For the lucky few who own a piece of furniture designed by Japanese-American designer Isamu Noguchi, what might sound like a once-in-a-lifetime happening is an everyday occurrence. Because this world-renowned fine artist is almost as famous for his beautiful furniture designs.
Where the bulk of design’s modernist masters trained as architects, Isamu Noguchi’s primary goal was to become a fine artist. He trained under the man who carved George Washington, Abraham Lincoln and the lot’s faces into Mount Rushmore. Unfortunately, he thought Noguchi lacked the talent to become a sculptor, and the budding artist gave up his dream and began studying to become a doctor.
A little encouragement set Noguchi back on the path toward his goal – where he was told over and over again that his work was utter crap. Proposals were rejected, completed works were poorly received, and while he enjoyed intermittent success, he wound up volunteering to be interned at a camp for Japanese-Americans during World War II. His hope was to bring art to the space, but as might be expected, that wasn’t quite in line with the US government’s agenda. He left the camp without permission, never to return.
Luckily, the world he reentered in the 1940s was changing. The surrealist movement was suddenly all the rage, and Noguchi was a part of it, creating mixed media works, self-illuminating reliefs and “biomorphic” sculptures that finally cemented his place in the New York art world.

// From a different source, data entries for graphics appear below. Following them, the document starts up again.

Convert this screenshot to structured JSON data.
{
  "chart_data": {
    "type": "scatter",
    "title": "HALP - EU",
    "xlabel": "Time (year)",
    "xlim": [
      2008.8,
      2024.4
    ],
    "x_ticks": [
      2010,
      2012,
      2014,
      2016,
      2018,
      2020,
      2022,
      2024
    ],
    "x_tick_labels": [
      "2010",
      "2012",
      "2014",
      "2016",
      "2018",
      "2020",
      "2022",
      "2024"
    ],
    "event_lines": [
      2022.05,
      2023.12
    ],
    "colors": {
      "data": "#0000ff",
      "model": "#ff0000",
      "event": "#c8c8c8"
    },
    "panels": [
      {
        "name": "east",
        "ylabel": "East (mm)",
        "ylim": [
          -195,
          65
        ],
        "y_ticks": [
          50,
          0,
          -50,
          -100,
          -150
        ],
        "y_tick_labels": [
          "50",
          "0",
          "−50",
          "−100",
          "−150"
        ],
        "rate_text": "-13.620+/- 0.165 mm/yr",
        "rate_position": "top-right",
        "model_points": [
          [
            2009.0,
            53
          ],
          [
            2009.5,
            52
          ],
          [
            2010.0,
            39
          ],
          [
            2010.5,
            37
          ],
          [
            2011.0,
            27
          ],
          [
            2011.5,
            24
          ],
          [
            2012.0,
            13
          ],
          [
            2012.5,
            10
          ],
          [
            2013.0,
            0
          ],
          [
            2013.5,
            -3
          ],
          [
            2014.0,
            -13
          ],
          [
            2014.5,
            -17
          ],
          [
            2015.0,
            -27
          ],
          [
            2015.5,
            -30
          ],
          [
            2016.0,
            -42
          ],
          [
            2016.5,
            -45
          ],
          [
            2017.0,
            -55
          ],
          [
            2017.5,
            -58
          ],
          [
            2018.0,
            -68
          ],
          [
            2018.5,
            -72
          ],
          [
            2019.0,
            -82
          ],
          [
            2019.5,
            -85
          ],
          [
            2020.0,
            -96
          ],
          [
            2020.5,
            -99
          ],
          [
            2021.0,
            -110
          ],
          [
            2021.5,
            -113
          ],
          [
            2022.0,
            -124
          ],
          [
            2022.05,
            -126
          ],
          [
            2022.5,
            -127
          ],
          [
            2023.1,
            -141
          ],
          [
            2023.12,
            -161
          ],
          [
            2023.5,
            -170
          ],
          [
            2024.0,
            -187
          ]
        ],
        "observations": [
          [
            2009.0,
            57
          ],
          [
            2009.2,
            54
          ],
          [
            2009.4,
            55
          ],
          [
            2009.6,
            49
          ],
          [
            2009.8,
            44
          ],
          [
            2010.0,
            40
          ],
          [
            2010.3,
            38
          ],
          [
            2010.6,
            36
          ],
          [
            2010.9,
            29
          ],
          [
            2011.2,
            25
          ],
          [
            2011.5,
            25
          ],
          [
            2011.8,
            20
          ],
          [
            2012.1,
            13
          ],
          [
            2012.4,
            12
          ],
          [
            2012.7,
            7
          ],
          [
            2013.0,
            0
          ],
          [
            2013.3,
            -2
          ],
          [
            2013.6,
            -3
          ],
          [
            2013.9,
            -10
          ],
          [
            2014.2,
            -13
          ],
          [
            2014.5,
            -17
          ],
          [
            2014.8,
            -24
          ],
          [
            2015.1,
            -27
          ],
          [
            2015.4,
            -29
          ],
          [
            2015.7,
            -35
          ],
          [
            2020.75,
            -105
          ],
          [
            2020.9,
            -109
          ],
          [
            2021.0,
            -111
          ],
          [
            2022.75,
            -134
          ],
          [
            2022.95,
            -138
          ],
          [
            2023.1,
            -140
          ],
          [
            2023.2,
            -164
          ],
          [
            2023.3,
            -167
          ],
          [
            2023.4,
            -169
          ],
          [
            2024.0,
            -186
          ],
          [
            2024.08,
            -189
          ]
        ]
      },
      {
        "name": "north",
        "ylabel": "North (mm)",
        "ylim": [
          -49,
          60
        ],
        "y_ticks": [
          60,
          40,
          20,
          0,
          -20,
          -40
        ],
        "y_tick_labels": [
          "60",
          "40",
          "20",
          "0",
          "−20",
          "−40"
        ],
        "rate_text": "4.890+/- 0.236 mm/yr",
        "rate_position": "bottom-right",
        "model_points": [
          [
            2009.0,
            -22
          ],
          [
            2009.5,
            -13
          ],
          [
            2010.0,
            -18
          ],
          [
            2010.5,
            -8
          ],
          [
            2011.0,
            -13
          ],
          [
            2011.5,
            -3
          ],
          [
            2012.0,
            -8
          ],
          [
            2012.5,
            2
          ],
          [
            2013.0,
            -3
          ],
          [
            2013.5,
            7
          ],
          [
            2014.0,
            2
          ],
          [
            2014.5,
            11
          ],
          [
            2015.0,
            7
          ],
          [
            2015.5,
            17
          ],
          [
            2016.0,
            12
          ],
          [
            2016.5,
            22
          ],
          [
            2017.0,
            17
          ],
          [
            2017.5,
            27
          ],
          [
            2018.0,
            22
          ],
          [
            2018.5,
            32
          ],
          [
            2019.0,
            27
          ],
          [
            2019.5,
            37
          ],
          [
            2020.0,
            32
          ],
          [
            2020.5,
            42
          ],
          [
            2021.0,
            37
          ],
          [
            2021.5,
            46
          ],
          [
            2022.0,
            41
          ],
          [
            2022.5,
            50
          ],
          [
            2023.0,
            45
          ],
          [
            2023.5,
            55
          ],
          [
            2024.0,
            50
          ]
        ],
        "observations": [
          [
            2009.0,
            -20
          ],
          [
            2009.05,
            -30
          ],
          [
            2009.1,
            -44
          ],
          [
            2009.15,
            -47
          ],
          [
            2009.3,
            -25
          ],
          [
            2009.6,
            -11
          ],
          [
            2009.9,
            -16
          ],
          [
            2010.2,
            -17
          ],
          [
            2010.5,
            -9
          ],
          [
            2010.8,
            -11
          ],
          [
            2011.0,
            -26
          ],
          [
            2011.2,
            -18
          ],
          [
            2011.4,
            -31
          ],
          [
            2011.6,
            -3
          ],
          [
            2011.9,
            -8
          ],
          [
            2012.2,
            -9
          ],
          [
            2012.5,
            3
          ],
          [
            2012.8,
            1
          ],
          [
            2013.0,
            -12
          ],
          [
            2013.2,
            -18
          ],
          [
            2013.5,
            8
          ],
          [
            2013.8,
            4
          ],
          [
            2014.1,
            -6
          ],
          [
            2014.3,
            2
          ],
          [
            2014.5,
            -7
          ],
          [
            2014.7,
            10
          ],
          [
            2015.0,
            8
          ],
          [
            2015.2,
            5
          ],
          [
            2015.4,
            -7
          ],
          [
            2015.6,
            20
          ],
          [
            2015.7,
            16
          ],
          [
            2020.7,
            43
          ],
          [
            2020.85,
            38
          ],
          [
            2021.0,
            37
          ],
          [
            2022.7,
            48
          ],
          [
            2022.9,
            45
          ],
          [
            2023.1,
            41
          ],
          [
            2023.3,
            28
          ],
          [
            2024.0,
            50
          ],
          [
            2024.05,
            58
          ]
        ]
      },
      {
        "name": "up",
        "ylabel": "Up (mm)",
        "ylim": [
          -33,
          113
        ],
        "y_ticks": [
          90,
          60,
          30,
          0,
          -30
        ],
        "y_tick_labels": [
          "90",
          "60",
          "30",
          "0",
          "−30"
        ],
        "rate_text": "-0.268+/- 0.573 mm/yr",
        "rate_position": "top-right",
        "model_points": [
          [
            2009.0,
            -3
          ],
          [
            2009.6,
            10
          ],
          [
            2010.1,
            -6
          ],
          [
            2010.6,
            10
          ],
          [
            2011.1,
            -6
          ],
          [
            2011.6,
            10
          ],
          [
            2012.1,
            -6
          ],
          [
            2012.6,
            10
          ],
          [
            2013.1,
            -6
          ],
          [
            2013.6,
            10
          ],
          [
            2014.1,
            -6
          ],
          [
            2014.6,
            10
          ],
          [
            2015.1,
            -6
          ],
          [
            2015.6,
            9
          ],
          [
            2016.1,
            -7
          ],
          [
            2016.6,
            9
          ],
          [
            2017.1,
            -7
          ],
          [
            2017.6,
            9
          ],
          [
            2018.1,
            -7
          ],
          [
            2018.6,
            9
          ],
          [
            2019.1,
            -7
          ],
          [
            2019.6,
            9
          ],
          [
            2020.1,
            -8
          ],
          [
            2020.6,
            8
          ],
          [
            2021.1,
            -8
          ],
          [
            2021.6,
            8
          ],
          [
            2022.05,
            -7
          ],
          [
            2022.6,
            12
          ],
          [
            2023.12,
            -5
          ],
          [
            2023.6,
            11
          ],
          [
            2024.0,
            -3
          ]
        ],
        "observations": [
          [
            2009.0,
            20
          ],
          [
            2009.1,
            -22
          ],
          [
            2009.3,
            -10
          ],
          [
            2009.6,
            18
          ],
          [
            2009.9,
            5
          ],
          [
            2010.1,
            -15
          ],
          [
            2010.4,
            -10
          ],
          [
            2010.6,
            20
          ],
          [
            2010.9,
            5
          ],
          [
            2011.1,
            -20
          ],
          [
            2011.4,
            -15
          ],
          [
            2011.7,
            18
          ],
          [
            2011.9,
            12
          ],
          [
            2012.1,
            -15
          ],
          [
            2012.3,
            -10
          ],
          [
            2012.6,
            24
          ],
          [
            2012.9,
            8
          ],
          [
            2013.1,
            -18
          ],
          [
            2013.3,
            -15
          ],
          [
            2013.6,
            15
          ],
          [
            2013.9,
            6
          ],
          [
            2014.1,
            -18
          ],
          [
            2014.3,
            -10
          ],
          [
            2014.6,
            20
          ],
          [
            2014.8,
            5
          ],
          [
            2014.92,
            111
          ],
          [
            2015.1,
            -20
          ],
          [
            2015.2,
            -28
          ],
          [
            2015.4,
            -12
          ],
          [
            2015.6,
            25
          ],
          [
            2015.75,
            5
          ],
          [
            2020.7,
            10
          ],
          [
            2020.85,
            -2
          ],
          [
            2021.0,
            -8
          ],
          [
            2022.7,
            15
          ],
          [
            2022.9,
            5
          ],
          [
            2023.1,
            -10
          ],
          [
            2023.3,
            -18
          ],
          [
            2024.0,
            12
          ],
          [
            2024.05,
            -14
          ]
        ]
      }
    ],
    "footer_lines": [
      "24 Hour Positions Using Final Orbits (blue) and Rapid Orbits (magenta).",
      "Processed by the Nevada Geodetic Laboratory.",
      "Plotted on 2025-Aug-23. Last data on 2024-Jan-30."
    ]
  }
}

Thus ordained as a talent worth reckoning with, Noguchi was invited to design sets for famed choreographer Martha Graham. And more importantly – at least in our arena – he was recruited by Knoll and Herman Miller to bring his artist’s eye to a line of furniture and lamps.
A passionate belief that sculpture can be useful in everyday life inspired the iconic, elegant designs for what are commonly known as the Noguchi coffee table and the Noguchi Sofa and Ottoman. Other pieces include Cyclone Tables, Rocking Stools, lamps and even cutlery, teacups and scarves.
Isamu Noguchi’s work serves to remind the world of what can happen when fine art and the everyday intersect. Thanks to Noguchi, everyone can own a genuine piece of art – even if it’s only something to put a drink on.